Normally when people say they’re going to “make an example of” someone they mean to criticize and shame them for crossing some boundary. It’s rare for somebody to be held up as an example for something positive.
But that’s my intention in writing about my own experiences and interacting with people in “real life”: I am open about who and what I am because I want people to look at me and see that I’m not some scary threat to their way of life. To put a human face to the labels of autistic and transsexual. To be seen as a person first so that when these people encounter others they have a little understanding and do not see them as being so very different from themselves.
I’m not pushing myself in anyone’s face: that’s not my style. I live a fairly normal life, I do fairly normal things. I don’t stand up and preach: I just do what I do. Sleep, work, watch TV, read books, blog and tweet. And that is why I see myself as an example: for all my differences — which are what make me a unique individual — I have things in common with pretty much all of the various people I meet. I guess it’s a consequence of being of the same species on the same planet.
Seeing the person rather than just some label — gay, black, Christian, old — requires that there is some level of engagement. Some aspect that includes rather than excludes. Something that shifts the balance from being one of them towards being one of us. It’s easy to fall prey to common prejudices based on media-reinforced stereotypes — the man-hating feminist, the racist white skinhead, the Muslim suicide bomber — and to see anyone who appears to match the description as a living instance of the stereotype. As a threat. As other.

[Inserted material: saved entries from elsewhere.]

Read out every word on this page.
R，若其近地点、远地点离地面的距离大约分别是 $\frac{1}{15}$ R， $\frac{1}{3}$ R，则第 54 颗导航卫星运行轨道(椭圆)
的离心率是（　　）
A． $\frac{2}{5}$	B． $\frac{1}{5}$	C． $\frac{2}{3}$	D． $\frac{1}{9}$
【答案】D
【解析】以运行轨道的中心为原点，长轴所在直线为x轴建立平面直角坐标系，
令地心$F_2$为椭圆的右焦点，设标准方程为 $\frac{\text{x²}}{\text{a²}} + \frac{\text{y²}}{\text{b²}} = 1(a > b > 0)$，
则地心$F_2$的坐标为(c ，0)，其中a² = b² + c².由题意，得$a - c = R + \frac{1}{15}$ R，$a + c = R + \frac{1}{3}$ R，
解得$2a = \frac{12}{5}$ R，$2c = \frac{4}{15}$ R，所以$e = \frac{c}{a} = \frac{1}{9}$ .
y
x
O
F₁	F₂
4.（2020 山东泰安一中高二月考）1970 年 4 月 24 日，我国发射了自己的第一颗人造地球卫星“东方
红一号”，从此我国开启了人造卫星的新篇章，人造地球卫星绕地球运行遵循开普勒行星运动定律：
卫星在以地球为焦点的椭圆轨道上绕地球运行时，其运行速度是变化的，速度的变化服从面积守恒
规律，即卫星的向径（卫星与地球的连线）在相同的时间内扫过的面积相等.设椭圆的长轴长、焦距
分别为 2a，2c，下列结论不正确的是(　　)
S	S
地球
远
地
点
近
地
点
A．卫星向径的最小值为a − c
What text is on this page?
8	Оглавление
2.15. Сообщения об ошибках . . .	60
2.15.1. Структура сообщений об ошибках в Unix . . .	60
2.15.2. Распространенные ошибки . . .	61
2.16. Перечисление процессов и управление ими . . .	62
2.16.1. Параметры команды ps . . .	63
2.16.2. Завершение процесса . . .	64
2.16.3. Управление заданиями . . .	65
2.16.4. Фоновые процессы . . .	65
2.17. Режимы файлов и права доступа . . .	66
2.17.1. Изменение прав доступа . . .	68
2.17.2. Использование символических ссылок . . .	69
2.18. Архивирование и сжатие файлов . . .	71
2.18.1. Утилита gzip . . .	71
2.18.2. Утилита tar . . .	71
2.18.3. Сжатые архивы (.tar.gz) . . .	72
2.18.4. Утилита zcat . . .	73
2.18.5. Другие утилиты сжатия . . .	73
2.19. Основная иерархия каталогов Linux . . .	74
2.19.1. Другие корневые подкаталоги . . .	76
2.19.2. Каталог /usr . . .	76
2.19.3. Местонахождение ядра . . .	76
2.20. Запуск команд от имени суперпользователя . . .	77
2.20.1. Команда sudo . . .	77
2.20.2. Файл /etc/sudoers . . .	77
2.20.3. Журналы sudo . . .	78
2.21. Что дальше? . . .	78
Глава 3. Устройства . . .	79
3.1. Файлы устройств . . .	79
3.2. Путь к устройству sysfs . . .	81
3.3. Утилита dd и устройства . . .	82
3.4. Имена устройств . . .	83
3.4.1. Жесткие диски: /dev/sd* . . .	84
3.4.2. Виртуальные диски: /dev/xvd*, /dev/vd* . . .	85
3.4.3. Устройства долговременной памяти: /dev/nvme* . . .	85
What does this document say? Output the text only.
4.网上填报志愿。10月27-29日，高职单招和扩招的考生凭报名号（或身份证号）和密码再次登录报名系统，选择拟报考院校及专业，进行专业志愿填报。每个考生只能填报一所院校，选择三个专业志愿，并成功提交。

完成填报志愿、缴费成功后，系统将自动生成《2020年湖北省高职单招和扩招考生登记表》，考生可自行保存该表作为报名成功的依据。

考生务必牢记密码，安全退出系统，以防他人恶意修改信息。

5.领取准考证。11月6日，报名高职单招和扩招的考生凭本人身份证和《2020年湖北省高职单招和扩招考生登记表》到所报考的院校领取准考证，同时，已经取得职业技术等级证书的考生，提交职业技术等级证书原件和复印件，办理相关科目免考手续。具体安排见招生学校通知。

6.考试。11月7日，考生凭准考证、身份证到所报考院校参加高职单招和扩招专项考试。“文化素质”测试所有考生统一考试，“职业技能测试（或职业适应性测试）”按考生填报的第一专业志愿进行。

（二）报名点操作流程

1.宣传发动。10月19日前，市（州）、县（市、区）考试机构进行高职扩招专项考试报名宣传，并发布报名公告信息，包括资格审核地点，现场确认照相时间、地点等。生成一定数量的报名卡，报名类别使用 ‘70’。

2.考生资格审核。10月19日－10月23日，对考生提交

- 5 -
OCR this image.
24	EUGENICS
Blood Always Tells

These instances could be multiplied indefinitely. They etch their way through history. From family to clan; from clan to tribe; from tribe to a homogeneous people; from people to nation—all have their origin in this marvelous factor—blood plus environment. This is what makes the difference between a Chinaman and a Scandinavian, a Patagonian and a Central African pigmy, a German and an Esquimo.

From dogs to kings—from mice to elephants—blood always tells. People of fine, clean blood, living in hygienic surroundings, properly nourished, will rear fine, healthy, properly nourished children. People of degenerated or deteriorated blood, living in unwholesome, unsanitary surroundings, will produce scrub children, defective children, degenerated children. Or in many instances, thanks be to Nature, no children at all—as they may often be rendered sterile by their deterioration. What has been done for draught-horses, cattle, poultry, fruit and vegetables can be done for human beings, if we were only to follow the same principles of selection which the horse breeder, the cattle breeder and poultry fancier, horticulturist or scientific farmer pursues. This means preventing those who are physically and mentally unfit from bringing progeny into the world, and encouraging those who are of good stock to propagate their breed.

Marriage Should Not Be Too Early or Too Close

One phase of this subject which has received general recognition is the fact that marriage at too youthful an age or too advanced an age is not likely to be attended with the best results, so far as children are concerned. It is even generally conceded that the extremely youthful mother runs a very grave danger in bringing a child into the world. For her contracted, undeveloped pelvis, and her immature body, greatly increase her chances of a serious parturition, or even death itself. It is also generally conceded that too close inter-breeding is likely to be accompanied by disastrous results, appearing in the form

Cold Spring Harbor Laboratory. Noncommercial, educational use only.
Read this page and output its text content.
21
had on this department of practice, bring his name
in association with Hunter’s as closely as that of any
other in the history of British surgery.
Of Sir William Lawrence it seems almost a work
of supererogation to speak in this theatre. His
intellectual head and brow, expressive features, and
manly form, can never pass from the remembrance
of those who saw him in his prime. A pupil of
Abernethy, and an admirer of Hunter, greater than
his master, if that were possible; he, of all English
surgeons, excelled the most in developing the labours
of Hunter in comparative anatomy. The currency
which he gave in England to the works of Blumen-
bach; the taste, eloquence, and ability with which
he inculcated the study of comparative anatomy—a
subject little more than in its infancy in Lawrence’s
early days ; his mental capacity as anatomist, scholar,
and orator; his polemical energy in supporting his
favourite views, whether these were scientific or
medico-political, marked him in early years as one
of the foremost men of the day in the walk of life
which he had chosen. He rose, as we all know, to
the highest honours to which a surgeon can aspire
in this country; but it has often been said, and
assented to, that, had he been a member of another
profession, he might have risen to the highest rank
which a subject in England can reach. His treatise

Breaking those habits of thought associated with stereotypes can be done. What it takes is counter-examples: people who take ownership of the labels and associate them with positives. I’m just one person; I don’t claim to represent all autistics or all trans* people. I don’t need to: of the people who know me, many of them accept me for who I am. By accepting me they accept my autism and my gender. I hope that this helps open their minds to others who are autistic or trans*.
That is why I am determined to make an example of myself. To be a living, breathing demonstration that we are people, and not some strange, alien species of freaks which is how some segments of the media still sensationally portray us.